From the January/February 2009 issue of ISO&Agent magazine.
Merchant efforts to steer shoppers to use personal identification numbers instead of signatures when paying with debit cards may be poised to move to a new front: the Internet. Two companies plan to test rival software-based debit-processing systems this year and may fully launch them by mid-summer.
The difficulty with Web-based PIN debit, in which consumers enter PINs and their debit card numbers to complete transactions online, is keeping PINs safe from fraudsters and complying with operational regulations, according to observers. Atlanta-based software vendor Acculynk Inc. and NYCE Payments Network LLC, a unit of Milwaukee-based Metavante Technologies Inc., however, believe their respective systems are secure and provide convenience and safety for debit cardholders.
Should one or both pilots succeed, it may represent good news for merchants tired of paying the steeper fees associated with accepting signature-debit or credit cards. Analysts and ISOs, however, are hesitant to say these systems are the long sought-after answers to enabling PIN-debit purchases online.
The Floating Pad
For its pilot launch, Acculynk chose five merchants and multiple electronic funds transfer networks, including Accel/Exchange and NYCE, to test its system, says Nandan Sheth, Acculynk president. The Acculynk system recognizes a debit card after the customer keys in the card number. A pop-up window then asks the customer to enter his PIN using mouse clicks on a floating keypad. As the customer clicks each number, the keypad scrambles itself, changing the location of each number. This rearrangement fools malicious software, or malware, that might try to track the mouse movements to capture the PIN, Sheth says.
After the customer enters the PIN, the computer sends the coordinates of the clicks to the Acculynk processing center, which reassembles the PIN. The company then sends the transaction information through the secure EFT network to the issuer for authorization.
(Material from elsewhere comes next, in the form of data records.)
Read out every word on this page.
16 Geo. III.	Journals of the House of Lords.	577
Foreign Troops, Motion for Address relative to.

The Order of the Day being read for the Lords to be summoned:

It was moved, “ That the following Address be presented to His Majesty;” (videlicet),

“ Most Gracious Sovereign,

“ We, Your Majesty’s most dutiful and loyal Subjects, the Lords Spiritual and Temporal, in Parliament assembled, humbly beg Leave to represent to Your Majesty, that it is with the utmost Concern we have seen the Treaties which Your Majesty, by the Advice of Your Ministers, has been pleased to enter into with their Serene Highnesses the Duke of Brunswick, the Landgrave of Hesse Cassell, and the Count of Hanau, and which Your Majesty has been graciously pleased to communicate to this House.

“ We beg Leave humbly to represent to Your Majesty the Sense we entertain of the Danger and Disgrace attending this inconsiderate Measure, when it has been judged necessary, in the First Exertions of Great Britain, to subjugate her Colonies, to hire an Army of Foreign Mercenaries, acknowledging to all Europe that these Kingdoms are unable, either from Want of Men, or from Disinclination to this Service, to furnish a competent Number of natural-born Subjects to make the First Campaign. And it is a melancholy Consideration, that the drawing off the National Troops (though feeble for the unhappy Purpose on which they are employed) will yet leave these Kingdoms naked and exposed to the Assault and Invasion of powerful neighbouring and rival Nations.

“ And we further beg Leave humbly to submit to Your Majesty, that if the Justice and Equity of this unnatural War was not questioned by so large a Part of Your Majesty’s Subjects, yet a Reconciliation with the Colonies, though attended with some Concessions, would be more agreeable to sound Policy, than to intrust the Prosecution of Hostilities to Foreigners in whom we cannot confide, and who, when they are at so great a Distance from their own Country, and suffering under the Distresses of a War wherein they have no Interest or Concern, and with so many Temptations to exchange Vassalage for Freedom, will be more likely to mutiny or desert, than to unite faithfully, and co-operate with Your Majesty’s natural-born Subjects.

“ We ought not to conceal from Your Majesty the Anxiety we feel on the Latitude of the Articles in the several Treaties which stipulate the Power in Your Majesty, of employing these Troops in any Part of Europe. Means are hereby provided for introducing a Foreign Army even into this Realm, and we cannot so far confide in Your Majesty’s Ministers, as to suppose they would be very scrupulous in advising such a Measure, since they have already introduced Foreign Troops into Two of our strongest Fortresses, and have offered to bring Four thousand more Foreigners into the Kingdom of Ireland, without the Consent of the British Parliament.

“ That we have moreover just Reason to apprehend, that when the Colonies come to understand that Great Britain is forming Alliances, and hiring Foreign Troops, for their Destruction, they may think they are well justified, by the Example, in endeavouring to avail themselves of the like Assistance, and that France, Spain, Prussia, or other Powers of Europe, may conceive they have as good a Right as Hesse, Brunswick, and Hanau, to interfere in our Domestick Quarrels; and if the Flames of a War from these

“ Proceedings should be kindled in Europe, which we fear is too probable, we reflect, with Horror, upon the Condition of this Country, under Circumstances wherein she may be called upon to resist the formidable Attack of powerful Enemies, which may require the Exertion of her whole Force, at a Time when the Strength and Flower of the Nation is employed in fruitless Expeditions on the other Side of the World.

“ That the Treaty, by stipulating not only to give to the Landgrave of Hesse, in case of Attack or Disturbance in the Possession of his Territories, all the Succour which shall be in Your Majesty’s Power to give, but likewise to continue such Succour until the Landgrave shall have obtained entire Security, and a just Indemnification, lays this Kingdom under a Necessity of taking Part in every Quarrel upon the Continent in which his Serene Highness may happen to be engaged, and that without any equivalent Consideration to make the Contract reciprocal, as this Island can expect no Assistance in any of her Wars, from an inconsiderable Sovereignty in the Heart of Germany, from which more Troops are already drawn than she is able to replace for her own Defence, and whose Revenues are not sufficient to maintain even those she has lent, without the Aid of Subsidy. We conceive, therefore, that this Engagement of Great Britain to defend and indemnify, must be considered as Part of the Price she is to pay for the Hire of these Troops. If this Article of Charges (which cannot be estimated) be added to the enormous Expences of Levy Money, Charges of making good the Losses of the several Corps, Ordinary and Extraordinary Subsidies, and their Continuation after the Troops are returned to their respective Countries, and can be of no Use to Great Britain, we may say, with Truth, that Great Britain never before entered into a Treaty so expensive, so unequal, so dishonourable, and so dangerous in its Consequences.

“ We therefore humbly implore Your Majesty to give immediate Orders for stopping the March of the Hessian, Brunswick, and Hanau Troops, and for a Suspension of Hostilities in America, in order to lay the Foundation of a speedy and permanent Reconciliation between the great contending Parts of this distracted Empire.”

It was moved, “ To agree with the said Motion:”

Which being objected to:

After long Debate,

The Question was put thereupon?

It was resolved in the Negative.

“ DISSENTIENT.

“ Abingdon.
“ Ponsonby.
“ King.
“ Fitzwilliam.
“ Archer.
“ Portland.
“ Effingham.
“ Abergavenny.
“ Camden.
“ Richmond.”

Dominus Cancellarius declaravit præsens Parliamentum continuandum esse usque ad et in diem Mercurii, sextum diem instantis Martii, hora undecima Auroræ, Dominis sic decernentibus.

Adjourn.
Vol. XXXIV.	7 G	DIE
Because the system sends click coordinates-and not the PIN-over the Internet, even if a hacker intercepts the data the information would be worthless, Sheth says.
The system helps meet consumers' expectations, one debit insider says. "The way the world is going, the future is online," says Michael Kelly, general manager of Brookfield, Wis.-based Accel/Exchange, one of the five EFT networks participating in the Acculynk pilot. "We need to provide solutions to operate in that space. We love brick-and-mortar PIN with its dual-factor verification and its security. We think all that can be replicated in the Web space."
The interface does a good job of mimicking the question shoppers already are used to receiving before transactions, will that be debit or credit? Kelly says. "We think enough people will say debit to make this worthwhile," he says. "We are truly replicating the point-of-sale behavior consumers are used to and moving it online."
The Redirect
In what may seem like hedging its bets, NYCE also is conducting a pilot to test a second rendition of its SafeDebit system, which the network tried unsuccessfully to roll out nearly a decade ago. This time, instead of using a CD-ROM to store the PIN, SafeDebit is built into the merchants' checkout screen. And instead of a floating keypad, customers click a dropdown box that offers SafeDebit as a payment choice.
When customers choose SafeDebit, the system prompts them to choose their issuer from a second dropdown box. If the customer's bank is a participating institution, the log-in screen for the bank appears in a pop-up window, and the customer logs in. Then the system generates a one-time-use debit card number and automatically fills in the rest of the fields in the merchant's checkout screen.
"The solution keeps the consumer's sensitive financial information in the hands of the bank or credit union," says Steve Rathgaber, NYCE president and chief operating officer.
Even if fraudsters hack the system, the information transmitted over the Internet is one-time-use only and would not compromise the customers' accounts.
NYCE is not releasing its merchant rates for SafeDebit transactions. "For merchants, the rate will certainly be competitive with signature debit from a straight-cost perspective," Rathgaber says.
A Growing Market
Debit is a growing market, says Sheth. "We don't think we can convert all of those transactions over to PIN debit, but even if we come close and capture a fraction, you have a winning product with a critical mass that will only continue to grow," he says.